HOUSE LAWMAKERS CALL FOR MORE U.S. AGRICULTURE EXPORTS TO CUBA
The Senate’s version of the Farm Bill contains a provision to ease restrictions on U.S. agriculture exports to Cuba, but the House version of the same bill does not.
The bipartisan Congressional Cuba Working Group, led by Reps. Cal Dooley, D-Calif.; Jeff Flake, R-Ariz.; and William Delahunt, D-Mass.; has issued a motion to include changes in the House version of the Farm Bill to amend the Trade Sanctions Reform and Export Enhancement Act, lifting limitations on financing private sales to Cuba.
Under the current law, no provision of credit from a U.S. entity is allowed. U.S. agricultural exporters must either arrange for credit through an overseas bank or insist on cash in advance from the Cuban importer.
“The federal government should not be in the position of denying private entities the right to finance sales of agricultural goods to Cuba,” Dooley said. “Lifting the restrictions on financing of private sales to Cuba is the right agricultural policy, the right trade policy, and would increase exports for commodities from the Central Valley (of California).”
Despite restrictions, U.S. farmers have sold about $35 million in agricultural products to Cuba in the past three months alone. These products included rice, chicken, soybeans, wheat, corn and vegetable oil.
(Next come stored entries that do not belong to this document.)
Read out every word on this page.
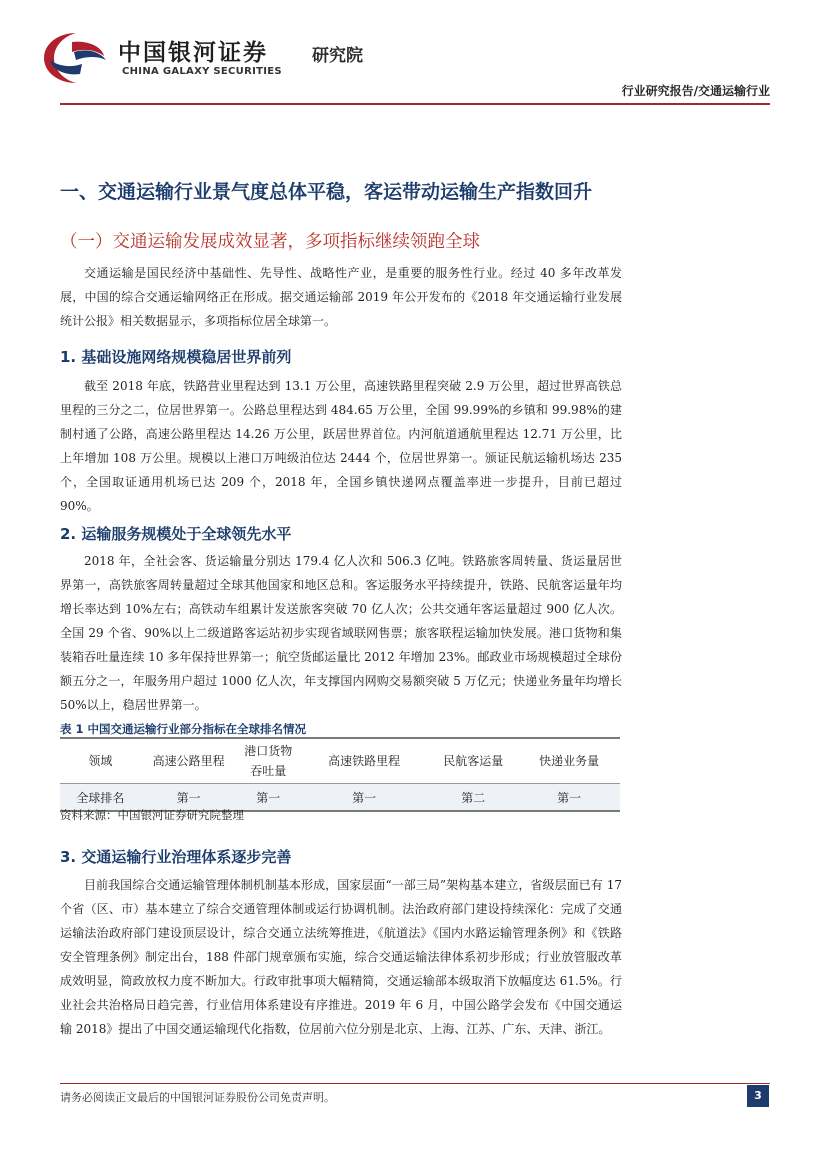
中国银河证券	研究院
CHINA GALAXY SECURITIES
行业研究报告/交通运输行业
一、交通运输行业景气度总体平稳，客运带动运输生产指数回升
（一）交通运输发展成效显著，多项指标继续领跑全球
交通运输是国民经济中基础性、先导性、战略性产业，是重要的服务性行业。经过 40 多年改革发展，中国的综合交通运输网络正在形成。据交通运输部 2019 年公开发布的《2018 年交通运输行业发展统计公报》相关数据显示，多项指标位居全球第一。
1. 基础设施网络规模稳居世界前列
截至 2018 年底，铁路营业里程达到 13.1 万公里，高速铁路里程突破 2.9 万公里，超过世界高铁总里程的三分之二，位居世界第一。公路总里程达到 484.65 万公里，全国 99.99%的乡镇和 99.98%的建制村通了公路，高速公路里程达 14.26 万公里，跃居世界首位。内河航道通航里程达 12.71 万公里，比上年增加 108 万公里。规模以上港口万吨级泊位达 2444 个，位居世界第一。颁证民航运输机场达 235 个，全国取证通用机场已达 209 个，2018 年，全国乡镇快递网点覆盖率进一步提升，目前已超过 90%。
2. 运输服务规模处于全球领先水平
2018 年，全社会客、货运输量分别达 179.4 亿人次和 506.3 亿吨。铁路旅客周转量、货运量居世界第一，高铁旅客周转量超过全球其他国家和地区总和。客运服务水平持续提升，铁路、民航客运量年均增长率达到 10%左右；高铁动车组累计发送旅客突破 70 亿人次；公共交通年客运量超过 900 亿人次。全国 29 个省、90%以上二级道路客运站初步实现省域联网售票；旅客联程运输加快发展。港口货物和集装箱吞吐量连续 10 多年保持世界第一；航空货邮运量比 2012 年增加 23%。邮政业市场规模超过全球份额五分之一，年服务用户超过 1000 亿人次，年支撑国内网购交易额突破 5 万亿元；快递业务量年均增长 50%以上，稳居世界第一。
表 1 中国交通运输行业部分指标在全球排名情况
领域	高速公路里程	港口货物吞吐量	高速铁路里程	民航客运量	快递业务量
全球排名	第一	第一	第一	第二	第一
资料来源：中国银河证券研究院整理
3. 交通运输行业治理体系逐步完善
目前我国综合交通运输管理体制机制基本形成，国家层面“一部三局”架构基本建立，省级层面已有 17 个省（区、市）基本建立了综合交通管理体制或运行协调机制。法治政府部门建设持续深化：完成了交通运输法治政府部门建设顶层设计，综合交通立法统筹推进，《航道法》《国内水路运输管理条例》和《铁路安全管理条例》制定出台，188 件部门规章颁布实施，综合交通运输法律体系初步形成；行业放管服改革成效明显，简政放权力度不断加大。行政审批事项大幅精简，交通运输部本级取消下放幅度达 61.5%。行业社会共治格局日趋完善，行业信用体系建设有序推进。2019 年 6 月，中国公路学会发布《中国交通运输 2018》提出了中国交通运输现代化指数，位居前六位分别是北京、上海、江苏、广东、天津、浙江。
请务必阅读正文最后的中国银河证券股份公司免责声明。	3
The U.S. International Trade Commission estimates that U.S. agricultural producers lose more than $1 billion a year in potential trade to Cuba because of the financing restrictions.
The working group believes the adoption of Section 335 of the Senate Farm Bill leaves intact the prohibition on U.S. government financing for Cuban sales and frees U.S. agricultural exporters to compete in the Cuban market.